You might recall that last year we reported on the SOHOpelessly Broken contest that was part of the DEF CON computer security conference. This contest was run by our friends at Independent Security Evaluators (ISE) and attempted to shine some light on the dismal state of security for SOHO or home routers. This is a key step in making our home networks safer. RouterCheck can help you fix the problems, but it takes many dedicated security researchers to first uncover the existence of the problems.
So what’s next? This year’s DEF CON, that’s being held in Las Vegas August 6-9, will see a significant expansion on what was done last year. ISE is organizing an entire IoT Village to not only shine the light on consumer routers, but to any and all Internet of Things (IoT) devices. There aren’t any real limitations – anything and everything that’s connectable to the internet is fair game.
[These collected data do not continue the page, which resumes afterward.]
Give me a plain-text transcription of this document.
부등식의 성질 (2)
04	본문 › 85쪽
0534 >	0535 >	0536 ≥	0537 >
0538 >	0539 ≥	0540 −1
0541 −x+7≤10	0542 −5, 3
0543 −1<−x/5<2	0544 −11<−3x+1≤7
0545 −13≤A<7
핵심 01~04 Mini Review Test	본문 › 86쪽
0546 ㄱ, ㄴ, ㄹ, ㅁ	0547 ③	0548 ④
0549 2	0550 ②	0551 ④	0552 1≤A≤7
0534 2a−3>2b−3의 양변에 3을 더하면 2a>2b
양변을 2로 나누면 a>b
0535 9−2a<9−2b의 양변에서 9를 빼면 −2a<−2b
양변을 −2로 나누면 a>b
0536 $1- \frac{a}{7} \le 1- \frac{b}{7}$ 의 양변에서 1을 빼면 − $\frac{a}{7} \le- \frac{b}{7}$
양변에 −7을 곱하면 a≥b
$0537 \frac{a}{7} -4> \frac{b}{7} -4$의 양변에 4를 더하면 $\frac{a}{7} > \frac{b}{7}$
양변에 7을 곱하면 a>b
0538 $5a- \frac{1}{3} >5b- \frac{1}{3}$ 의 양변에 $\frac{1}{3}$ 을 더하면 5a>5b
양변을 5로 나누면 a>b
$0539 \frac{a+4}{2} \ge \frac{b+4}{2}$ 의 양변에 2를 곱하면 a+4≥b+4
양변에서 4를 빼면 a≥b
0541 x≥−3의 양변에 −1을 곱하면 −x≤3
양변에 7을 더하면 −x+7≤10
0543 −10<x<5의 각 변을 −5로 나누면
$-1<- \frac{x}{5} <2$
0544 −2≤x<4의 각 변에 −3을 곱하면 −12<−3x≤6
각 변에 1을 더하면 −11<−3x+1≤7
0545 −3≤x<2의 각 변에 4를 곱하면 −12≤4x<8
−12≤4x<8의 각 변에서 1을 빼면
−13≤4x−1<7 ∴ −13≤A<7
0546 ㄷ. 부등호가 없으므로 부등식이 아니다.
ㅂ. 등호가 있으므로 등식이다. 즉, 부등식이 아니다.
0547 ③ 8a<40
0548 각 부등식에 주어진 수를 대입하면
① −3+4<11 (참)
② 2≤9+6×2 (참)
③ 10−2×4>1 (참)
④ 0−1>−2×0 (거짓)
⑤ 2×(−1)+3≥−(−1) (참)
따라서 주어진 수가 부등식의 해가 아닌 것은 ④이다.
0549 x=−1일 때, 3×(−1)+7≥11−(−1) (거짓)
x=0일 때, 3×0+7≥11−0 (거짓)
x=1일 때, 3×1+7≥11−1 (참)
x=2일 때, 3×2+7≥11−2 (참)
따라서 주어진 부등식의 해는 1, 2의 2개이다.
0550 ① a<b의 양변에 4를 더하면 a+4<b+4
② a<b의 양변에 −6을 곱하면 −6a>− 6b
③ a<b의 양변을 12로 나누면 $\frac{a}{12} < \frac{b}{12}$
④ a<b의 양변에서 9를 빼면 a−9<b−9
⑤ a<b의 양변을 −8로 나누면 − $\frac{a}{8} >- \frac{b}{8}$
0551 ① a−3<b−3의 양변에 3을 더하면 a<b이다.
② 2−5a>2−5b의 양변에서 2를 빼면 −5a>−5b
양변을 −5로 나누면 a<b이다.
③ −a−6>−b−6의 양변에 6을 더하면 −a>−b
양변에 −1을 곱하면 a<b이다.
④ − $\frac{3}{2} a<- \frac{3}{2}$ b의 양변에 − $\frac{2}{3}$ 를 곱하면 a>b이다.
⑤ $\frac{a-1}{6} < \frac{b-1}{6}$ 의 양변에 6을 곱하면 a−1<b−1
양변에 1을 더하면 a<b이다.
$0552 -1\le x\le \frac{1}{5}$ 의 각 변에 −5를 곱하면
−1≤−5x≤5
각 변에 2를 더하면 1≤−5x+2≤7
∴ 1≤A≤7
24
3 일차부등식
This will include things like the Apple Time Capsule device, internet-connected scales, baby monitors, blood pressure monitors, internet-enabled refrigerators. Even the i-spy HappyCow Tank toy won’t be spared.
Participants in the IoT Village will compete in contests to hack IoT devices, participate in workshops and give talks on the subject. The idea is to disseminate the information in the hopes that events like this will raise the knowledge of developers and raise the standards of the products that they produce. Last year’s SOHOpelessly Broken contest contributed 15 new 0-day vulnerabilities to the security research community. IoT Village will most certainly contribute far more.
Events like this are fun and do provide us with some meaningful results. But the biggest result will always be in the raising of awareness of the problems and dangers of these new systems. It is only then that the issues will be addressed in a meaningful way. These events also bring together the researchers who can work together to better understand the problems that we face, and create solutions to address them.
We hope to see more events like IoT Village in the future to help ensure that the Internet of Things does not become the Internet of Dangerous Things.